Me he recuperado bastante de aquél accidente y luego de muchas operaciones y tratamientos físicos puedo caminar lentamente y moverme muy despacio, y aunque no puedo correr agradezco a nuestro creador por haberme dado otra oportunidad.

No le hecho la culpa a nadie sobre lo que me pasó, pues ahora comprendo que al vivir de esa forma sin amar a los míos, sin amarme a mí mismo, pedía a gritos morir y eso casi pasó, solo que ahora tengo una segunda chance.

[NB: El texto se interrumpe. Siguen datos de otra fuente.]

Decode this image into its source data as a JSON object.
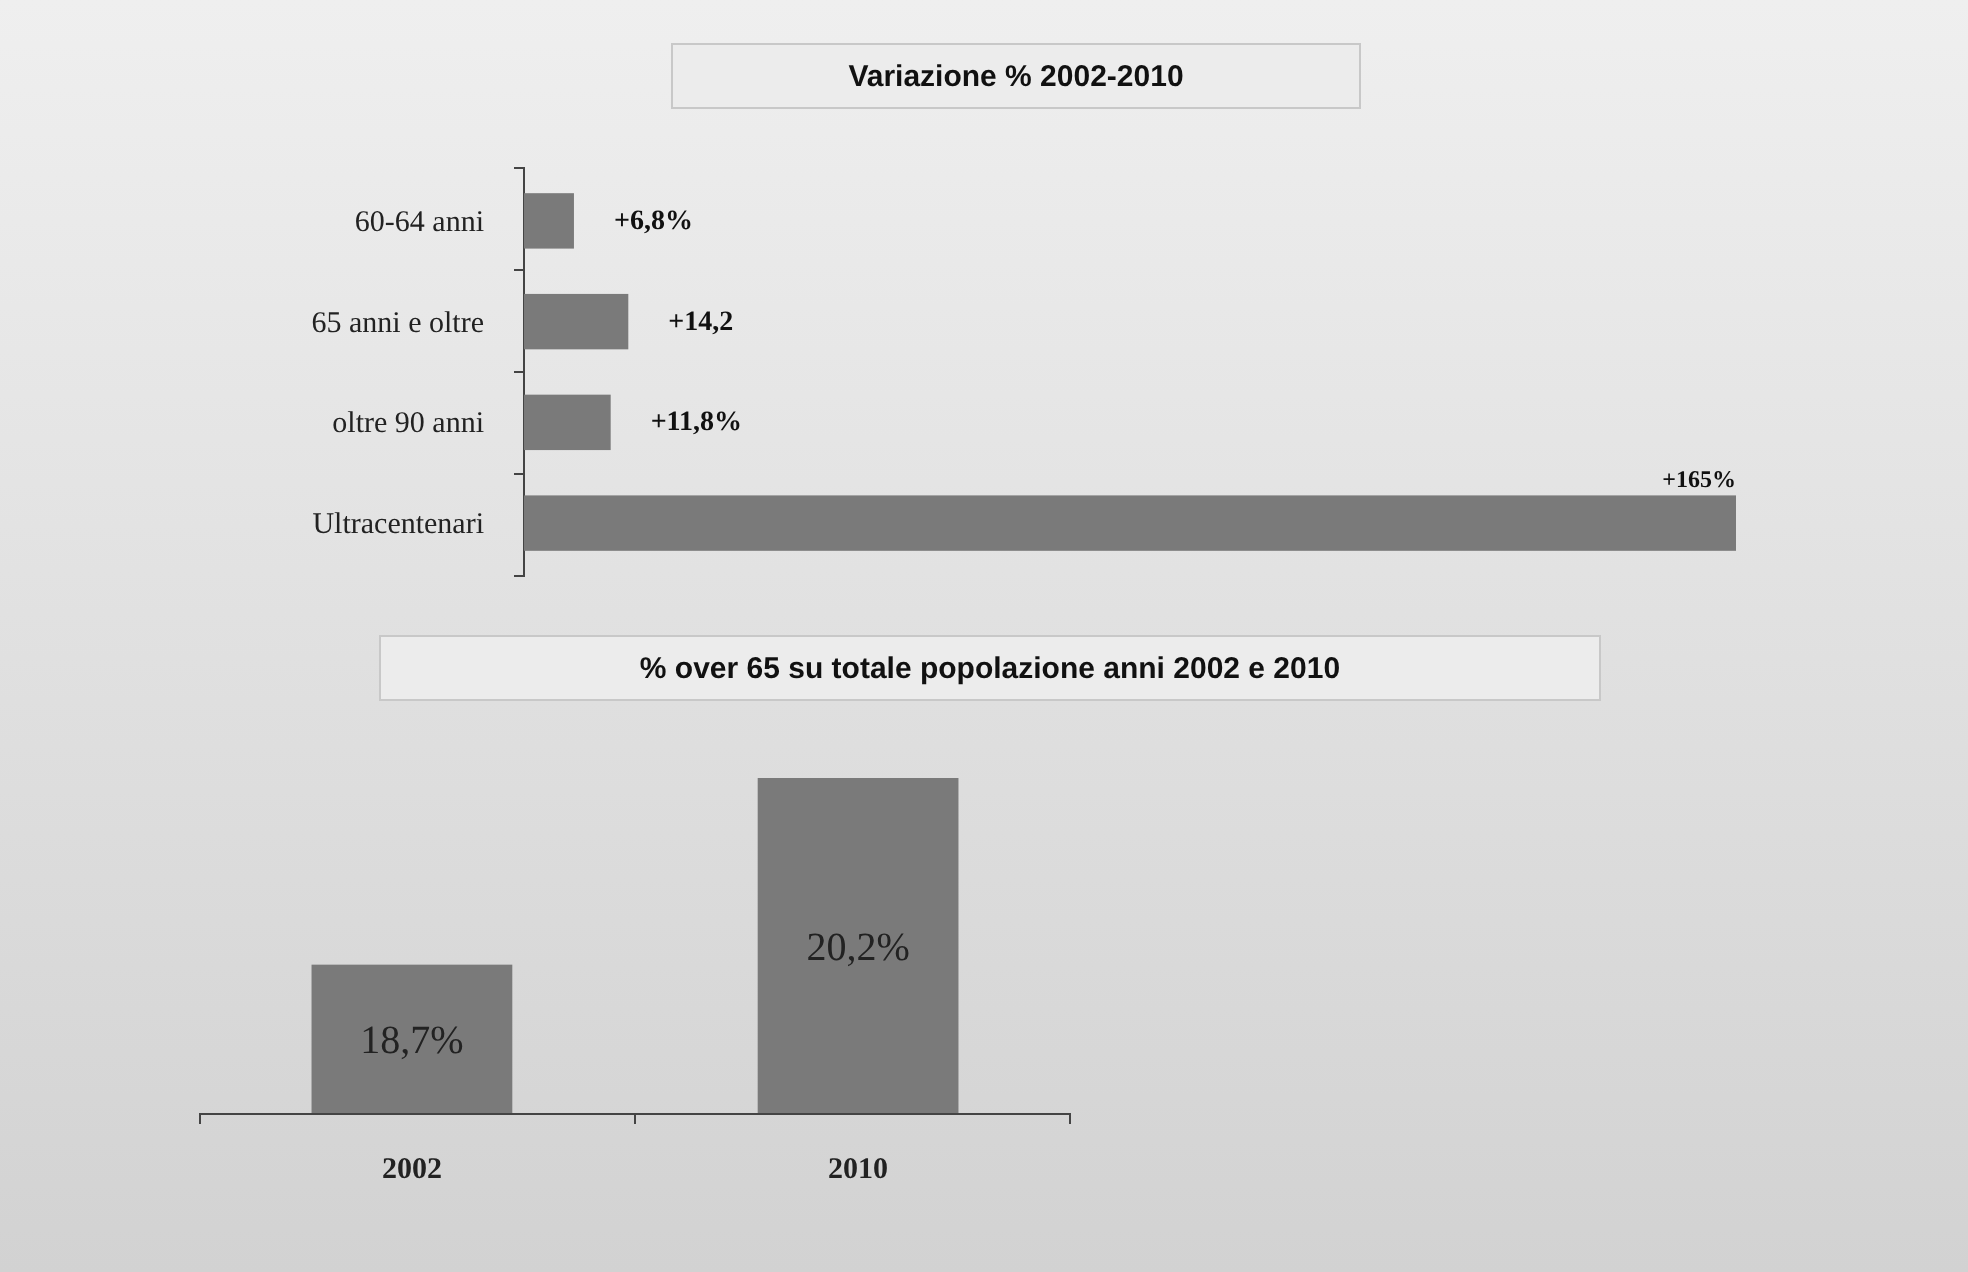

Solo me resta decir que basado en mi experiencia les doy un consejo, no abandonen sus sueños, mientras tengan el regalo de un nuevo día disfrútenlo al máximo y no esperen a que su desgano se transforme es desesperanza; muestren lo mejor de sí mismos, confíen en sus habilidades propias.

Crean en sí mismos y el resto déjenselo a Dios… Encuentren la felicidad en lo que hacen diariamente y si alguien les dice que no tienen talento, no le crean pues no cualquiera puede calificarlos, solo un verdadero conocedor podrá hacerlo.

Busca dentro de tu corazón y sabrás que es lo mejor para ti e incluso sabrás en quien confiar; por último arriésgate a ser feliz, no esperes que sea tarde.